Crew member Candace Hogan blogged that Nyad wanted to resume her swim after leaving the water because of a storm. She also had been trailed by sharks, that were shooed away by kayakers who accompanied Nyad. “When can I get back in?” Hogan wrote that Nyad asked. “ ‘I want full transparency that I was out. But I have plenty left in me and I want to go on.’ ”

Nyad’s swim lasted 41 hours and 45 minutes, longer than any of her previous efforts, before the danger became simply overwhelming.

“We pulled her out of the water,” Steve Munatones, the official observer of the swim and editor of the Daily News of Open Water Swimming, told “Good Morning America.” “The dangers were so great that we couldn't risk anyone's life, including her own.”

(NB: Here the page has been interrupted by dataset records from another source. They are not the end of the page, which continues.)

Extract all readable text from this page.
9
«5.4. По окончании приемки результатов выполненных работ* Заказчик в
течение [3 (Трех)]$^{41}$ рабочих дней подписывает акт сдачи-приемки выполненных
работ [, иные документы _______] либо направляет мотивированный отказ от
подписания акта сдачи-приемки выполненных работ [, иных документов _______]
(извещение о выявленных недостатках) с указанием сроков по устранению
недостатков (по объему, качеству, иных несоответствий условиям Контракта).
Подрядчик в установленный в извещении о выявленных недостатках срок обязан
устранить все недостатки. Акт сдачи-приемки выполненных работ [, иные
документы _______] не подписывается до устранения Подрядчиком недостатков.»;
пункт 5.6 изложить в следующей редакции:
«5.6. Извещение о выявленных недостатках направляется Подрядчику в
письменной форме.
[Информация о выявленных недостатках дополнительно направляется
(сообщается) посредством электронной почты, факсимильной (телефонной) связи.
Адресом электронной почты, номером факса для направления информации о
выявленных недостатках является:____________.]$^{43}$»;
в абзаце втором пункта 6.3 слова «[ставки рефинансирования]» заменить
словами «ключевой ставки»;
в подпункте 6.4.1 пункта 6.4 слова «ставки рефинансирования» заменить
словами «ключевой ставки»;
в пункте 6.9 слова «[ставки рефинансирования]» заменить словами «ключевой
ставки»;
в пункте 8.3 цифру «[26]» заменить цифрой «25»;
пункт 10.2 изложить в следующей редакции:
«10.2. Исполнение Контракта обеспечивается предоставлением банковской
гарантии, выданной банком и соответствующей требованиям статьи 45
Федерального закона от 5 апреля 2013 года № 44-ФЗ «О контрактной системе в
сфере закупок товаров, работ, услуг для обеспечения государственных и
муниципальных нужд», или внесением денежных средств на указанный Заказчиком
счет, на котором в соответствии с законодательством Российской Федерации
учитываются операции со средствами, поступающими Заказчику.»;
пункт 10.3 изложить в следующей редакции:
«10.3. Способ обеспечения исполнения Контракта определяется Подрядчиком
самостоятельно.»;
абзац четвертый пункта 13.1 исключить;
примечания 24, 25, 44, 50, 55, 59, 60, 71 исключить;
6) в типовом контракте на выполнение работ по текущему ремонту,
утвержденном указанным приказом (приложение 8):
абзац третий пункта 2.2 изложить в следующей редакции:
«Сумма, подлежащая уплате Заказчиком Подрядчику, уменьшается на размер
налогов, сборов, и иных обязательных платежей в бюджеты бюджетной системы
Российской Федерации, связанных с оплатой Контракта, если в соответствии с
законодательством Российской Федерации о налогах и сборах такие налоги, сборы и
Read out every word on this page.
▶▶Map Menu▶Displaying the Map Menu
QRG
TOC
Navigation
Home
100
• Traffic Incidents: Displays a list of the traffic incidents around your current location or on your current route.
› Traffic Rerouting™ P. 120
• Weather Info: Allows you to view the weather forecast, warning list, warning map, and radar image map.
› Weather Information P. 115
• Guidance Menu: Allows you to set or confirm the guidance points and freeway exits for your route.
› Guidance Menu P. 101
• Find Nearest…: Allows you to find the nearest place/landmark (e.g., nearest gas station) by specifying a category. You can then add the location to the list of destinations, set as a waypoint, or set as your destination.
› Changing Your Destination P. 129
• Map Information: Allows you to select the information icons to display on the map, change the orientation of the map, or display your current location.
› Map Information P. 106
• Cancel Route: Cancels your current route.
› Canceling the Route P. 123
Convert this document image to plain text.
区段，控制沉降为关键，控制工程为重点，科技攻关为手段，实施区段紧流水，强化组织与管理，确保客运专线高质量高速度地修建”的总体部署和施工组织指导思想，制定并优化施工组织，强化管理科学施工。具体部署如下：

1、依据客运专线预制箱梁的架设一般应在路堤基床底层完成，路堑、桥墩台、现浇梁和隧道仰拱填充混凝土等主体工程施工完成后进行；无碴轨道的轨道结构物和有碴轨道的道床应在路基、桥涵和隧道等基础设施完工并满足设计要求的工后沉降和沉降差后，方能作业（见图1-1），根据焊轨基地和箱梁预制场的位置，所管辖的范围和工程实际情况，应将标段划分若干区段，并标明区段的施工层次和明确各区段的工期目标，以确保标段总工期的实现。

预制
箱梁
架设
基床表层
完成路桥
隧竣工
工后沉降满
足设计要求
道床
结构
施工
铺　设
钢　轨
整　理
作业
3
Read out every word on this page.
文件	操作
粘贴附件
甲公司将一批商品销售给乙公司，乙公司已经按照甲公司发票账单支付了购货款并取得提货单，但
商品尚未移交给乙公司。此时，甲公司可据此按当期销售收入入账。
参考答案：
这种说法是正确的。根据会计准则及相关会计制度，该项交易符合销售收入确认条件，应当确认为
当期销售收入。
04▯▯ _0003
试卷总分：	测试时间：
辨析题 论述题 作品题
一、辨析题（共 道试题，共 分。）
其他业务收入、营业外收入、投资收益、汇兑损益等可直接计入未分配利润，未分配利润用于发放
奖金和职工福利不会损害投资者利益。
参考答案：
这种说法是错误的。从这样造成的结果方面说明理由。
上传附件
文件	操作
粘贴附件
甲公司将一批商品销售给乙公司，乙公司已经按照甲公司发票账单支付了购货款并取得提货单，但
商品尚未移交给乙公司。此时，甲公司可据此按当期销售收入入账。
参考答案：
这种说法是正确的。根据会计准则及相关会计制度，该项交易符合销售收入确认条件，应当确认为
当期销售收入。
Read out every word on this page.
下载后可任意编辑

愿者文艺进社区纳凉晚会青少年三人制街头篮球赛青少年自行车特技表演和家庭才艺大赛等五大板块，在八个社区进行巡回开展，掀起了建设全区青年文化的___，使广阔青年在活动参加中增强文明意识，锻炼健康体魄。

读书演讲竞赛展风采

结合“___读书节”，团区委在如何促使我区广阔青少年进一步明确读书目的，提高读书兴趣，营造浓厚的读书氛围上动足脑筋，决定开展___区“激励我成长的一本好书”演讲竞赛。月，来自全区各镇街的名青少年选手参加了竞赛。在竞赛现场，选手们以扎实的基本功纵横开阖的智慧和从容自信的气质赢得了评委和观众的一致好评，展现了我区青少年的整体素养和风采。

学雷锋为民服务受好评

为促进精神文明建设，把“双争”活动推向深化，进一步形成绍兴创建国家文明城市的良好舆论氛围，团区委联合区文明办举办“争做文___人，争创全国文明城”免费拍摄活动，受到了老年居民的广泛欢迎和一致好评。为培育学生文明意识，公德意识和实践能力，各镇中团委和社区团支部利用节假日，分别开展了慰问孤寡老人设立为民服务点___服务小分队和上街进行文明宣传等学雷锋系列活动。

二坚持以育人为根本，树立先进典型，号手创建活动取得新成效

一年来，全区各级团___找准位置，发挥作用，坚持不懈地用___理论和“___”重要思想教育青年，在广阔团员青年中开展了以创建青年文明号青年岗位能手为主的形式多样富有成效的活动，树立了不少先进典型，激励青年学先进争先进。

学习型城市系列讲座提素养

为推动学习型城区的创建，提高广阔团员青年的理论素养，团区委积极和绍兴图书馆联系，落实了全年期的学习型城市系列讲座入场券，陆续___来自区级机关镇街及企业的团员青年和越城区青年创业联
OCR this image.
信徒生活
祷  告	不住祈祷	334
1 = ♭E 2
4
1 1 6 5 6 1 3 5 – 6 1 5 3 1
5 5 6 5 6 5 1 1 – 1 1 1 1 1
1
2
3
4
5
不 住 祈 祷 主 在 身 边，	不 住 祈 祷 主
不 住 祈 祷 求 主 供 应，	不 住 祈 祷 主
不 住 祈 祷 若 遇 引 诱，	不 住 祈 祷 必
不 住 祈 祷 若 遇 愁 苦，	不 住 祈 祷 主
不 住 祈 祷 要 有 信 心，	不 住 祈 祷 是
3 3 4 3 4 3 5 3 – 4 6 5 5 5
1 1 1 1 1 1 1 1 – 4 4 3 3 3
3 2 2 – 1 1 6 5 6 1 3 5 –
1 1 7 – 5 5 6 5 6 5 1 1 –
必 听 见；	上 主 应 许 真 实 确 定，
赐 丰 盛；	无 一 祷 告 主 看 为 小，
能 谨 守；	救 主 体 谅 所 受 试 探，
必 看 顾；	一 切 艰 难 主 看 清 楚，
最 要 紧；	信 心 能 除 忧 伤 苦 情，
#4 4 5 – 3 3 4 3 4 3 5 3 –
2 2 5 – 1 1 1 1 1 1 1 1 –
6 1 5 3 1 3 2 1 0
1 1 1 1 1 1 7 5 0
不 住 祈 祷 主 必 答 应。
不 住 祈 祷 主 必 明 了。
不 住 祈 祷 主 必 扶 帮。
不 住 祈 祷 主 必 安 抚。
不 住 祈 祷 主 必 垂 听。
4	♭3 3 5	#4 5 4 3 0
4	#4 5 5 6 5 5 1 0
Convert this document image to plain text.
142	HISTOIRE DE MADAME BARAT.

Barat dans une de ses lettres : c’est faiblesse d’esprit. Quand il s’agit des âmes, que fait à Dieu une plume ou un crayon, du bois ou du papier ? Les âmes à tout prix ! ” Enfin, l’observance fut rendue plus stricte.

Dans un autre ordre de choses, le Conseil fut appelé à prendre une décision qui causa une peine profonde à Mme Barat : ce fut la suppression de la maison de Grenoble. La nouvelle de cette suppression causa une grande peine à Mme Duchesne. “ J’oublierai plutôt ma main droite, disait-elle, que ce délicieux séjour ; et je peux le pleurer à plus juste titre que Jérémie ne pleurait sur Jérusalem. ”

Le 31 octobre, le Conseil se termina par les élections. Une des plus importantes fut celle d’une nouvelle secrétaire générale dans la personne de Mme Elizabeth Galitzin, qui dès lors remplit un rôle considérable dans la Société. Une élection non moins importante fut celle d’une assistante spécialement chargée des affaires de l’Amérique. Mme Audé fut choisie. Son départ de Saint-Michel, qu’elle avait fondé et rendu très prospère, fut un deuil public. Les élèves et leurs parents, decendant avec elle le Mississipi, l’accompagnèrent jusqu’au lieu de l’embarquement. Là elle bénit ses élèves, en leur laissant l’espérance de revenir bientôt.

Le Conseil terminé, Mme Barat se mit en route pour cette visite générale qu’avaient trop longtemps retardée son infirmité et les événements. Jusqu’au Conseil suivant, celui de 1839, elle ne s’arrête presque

Diana Nyad swam with her crew in the Florida Straits on Sunday. (Christi Barli / AP)

Nyad, according to “GMA,” had severe sunburn and a strained biceps and could barely walk. Nyad and her crew were en route to Key West, where she was expected to receive medical treatment.

Nyad had battled through a storm that had taken her off-course and, early Tuesday morning, her website had reported that she was “about 55 miles off the coast of Key West. Right now, they are waiting out the storm. Everyone is safe. Diana is a little chilly, but holding up well.”

In each of her swims, Nyad has been stung by jellyfish and, on her first night in the water Saturday, she was stung on her lips, forehead, hands and neck. “She did the Diana Nyad thing and powered through it,” Mark Sollinger, the swimmer's operations director, told CNN. Nyad's lips and tongue became increasingly swollen overnight, according to ABC News.